Thóra zette het bord vissige puree voor haar dochter neer, die er meteen op aanviel. Ze reikte hongerig naar haar eigen bord. Ze was het zat om zich steeds maar af te vragen wie wat had gedaan en waarom. Ze mocht van geluk spreken dat ze de effectenmakelaar nog net had getroffen voordat hij wegging. Hij had meer aan de zoektocht naar de moordenaar bijgedragen dan alles wat ze de afgelopen dagen zelf hadden gedaan.
Ze legde haar mes en vork neer. ‘Hoe is hij eigenlijk weer teruggekomen naar de stallen nadat hij van zijn paard was gevallen?’ zei ze, verbluft.
‘Wie?’ vroeg Matthew, terwijl hij een lege schelp neerlegde.
‘Teitur. Hij was gewond en kon niet rijden, en hij kan toch ook niet hebben gelopen,’ zei ze. ‘Dus moet iemand hem een lift hebben gegeven.’
‘Ja,’ zei Matthew. ‘Nou én?’
Sigga en Gylfi luisterden zonder er iets van te begrijpen. Sóley toonde geen belangstelling; zij zat de hoeveelheid cola in haar glas met die van Gylfi te vergelijken.

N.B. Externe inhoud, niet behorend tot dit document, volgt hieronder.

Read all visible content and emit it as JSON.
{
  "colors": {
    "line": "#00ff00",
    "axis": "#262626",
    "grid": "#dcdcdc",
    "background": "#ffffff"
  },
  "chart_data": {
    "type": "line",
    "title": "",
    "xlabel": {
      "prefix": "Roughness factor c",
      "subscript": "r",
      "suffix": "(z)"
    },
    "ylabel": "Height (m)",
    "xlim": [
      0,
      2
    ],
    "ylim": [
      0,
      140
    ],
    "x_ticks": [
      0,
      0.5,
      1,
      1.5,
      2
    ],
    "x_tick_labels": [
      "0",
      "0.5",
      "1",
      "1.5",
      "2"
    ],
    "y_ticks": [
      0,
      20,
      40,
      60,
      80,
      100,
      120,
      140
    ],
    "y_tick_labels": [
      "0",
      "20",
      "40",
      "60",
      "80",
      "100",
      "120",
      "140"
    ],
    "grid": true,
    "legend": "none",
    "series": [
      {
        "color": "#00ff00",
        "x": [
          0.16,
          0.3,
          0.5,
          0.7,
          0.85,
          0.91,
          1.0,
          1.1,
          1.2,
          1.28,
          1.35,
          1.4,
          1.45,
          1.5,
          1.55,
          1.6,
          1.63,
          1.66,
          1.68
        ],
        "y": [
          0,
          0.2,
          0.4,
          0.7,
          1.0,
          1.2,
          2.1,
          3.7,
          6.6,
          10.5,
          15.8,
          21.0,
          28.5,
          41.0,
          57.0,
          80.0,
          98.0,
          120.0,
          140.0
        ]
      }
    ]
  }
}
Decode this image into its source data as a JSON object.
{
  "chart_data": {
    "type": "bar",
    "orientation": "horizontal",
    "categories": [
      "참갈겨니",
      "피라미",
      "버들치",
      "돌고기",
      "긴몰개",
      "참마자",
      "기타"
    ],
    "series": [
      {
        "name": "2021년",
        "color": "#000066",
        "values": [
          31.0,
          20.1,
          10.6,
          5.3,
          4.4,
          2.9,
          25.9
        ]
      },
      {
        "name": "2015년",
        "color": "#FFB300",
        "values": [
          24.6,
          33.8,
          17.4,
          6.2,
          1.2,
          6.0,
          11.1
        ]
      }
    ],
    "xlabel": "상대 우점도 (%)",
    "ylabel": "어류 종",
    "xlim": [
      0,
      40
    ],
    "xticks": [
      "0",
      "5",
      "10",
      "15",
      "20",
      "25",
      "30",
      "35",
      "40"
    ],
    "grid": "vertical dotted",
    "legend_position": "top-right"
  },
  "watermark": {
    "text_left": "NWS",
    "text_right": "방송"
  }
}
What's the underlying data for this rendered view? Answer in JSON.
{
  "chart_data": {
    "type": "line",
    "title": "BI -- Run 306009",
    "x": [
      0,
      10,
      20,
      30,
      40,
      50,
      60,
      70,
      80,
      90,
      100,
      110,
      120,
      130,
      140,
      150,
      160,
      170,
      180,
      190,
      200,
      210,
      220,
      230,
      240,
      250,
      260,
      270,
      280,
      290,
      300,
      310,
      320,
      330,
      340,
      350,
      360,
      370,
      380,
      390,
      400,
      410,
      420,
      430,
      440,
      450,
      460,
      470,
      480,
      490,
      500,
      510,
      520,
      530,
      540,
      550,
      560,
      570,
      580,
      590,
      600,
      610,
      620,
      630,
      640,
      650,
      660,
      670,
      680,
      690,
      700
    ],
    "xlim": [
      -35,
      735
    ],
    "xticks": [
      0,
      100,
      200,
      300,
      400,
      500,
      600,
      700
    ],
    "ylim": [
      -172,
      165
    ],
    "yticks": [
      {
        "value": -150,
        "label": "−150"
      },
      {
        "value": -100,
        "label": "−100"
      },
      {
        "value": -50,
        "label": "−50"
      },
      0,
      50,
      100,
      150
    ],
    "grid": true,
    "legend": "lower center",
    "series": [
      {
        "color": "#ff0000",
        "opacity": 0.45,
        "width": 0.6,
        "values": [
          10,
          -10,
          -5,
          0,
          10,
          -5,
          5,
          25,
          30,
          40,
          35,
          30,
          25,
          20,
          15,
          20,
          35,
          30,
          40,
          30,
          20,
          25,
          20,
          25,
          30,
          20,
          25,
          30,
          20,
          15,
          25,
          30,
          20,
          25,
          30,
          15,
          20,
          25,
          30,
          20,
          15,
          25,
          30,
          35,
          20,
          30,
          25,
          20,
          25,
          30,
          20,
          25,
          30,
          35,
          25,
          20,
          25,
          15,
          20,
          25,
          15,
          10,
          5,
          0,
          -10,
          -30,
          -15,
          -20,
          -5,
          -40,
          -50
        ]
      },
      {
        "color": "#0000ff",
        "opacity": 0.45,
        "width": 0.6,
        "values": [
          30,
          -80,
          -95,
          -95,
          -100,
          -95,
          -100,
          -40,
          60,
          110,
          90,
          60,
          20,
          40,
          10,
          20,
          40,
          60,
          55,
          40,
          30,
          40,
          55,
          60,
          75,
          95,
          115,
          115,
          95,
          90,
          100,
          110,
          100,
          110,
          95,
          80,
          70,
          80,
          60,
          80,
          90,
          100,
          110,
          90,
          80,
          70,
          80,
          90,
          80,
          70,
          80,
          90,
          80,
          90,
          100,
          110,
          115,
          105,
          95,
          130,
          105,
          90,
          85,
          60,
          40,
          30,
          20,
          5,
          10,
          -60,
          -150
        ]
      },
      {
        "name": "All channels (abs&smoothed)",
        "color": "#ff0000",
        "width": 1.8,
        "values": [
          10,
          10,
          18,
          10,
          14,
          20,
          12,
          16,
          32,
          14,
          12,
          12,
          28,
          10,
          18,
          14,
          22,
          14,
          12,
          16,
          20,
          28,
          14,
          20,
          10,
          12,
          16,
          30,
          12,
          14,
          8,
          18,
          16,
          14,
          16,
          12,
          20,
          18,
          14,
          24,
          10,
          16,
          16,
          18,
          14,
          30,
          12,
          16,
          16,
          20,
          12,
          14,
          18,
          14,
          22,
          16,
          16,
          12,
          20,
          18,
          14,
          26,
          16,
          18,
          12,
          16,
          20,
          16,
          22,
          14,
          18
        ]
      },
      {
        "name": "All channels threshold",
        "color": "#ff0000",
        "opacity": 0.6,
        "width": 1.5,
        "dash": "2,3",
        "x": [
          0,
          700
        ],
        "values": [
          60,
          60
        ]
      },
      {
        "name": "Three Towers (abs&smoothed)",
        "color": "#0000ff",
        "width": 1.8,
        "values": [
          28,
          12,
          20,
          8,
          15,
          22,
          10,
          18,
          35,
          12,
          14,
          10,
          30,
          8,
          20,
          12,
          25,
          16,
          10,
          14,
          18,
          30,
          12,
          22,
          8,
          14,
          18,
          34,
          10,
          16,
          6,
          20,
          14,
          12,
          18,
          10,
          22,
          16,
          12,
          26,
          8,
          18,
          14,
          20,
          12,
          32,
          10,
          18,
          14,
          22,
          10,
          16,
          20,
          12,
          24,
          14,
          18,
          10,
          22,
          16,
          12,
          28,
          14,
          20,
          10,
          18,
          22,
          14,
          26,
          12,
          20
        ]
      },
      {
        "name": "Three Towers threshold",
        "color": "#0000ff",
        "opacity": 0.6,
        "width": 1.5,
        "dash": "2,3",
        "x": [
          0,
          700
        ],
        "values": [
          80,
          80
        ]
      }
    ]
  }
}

‘Als iemand hem een lift heeft gegeven, of hem heeft geholpen, is die persoon ook op de hoogte van de reactie van het paard op de dode vos en van de plek waar de vos lag.’ Ze pakte haar mobieltje en haalde Teiturs visitekaartje uit haar zak.
‘Hallo. Je spreekt met Thóra, de advocaat in het hotel. Neem me niet kwalijk dat ik je stoor, maar ik zat me af te vragen met wie je naar de stallen bent teruggereden nadat je van je paard was gevallen.’
‘O, hallo,’ antwoordde Teitur. ‘Ik hoopte al dat je wilde gaan beleggen. De markt is op dit moment heel gunstig.’
‘Nee, nu even niet, dank je,’ zei Thóra. ‘Ik wilde het liever nog even over je ongeluk hebben.’
‘Oké,’ zei Teitur, lichtelijk teleurgesteld. ‘Het was dat meisje. Ik dacht dat ik je dat al had verteld. Zij heeft mijn leven gered door me weg te trekken voordat het paard korte metten met me maakte. Dat beest was helemaal door het dolle.’
‘En welk meisje was dat?’ vroeg Thóra kalm. ‘Heb je gevraagd hoe ze heette?’
‘Dat wel,’ zei hij, ‘alleen weet ik het niet meer. Ze was daar toevallig. Ze liep met dozen te sjouwen naar dat oude huis aan het einde van het pad. Ik heb me vaak afgevraagd wat er was gebeurd als die dode vos iets verder weg had gelegen, uit het zicht. Zij was zo vriendelijk me eerst naar de stallen te rijden en daarna naar het hotel.’
‘Heette ze soms Berta?’ vroeg Thóra, schijnbaar kalm, terwijl inwendig alles in beroering was.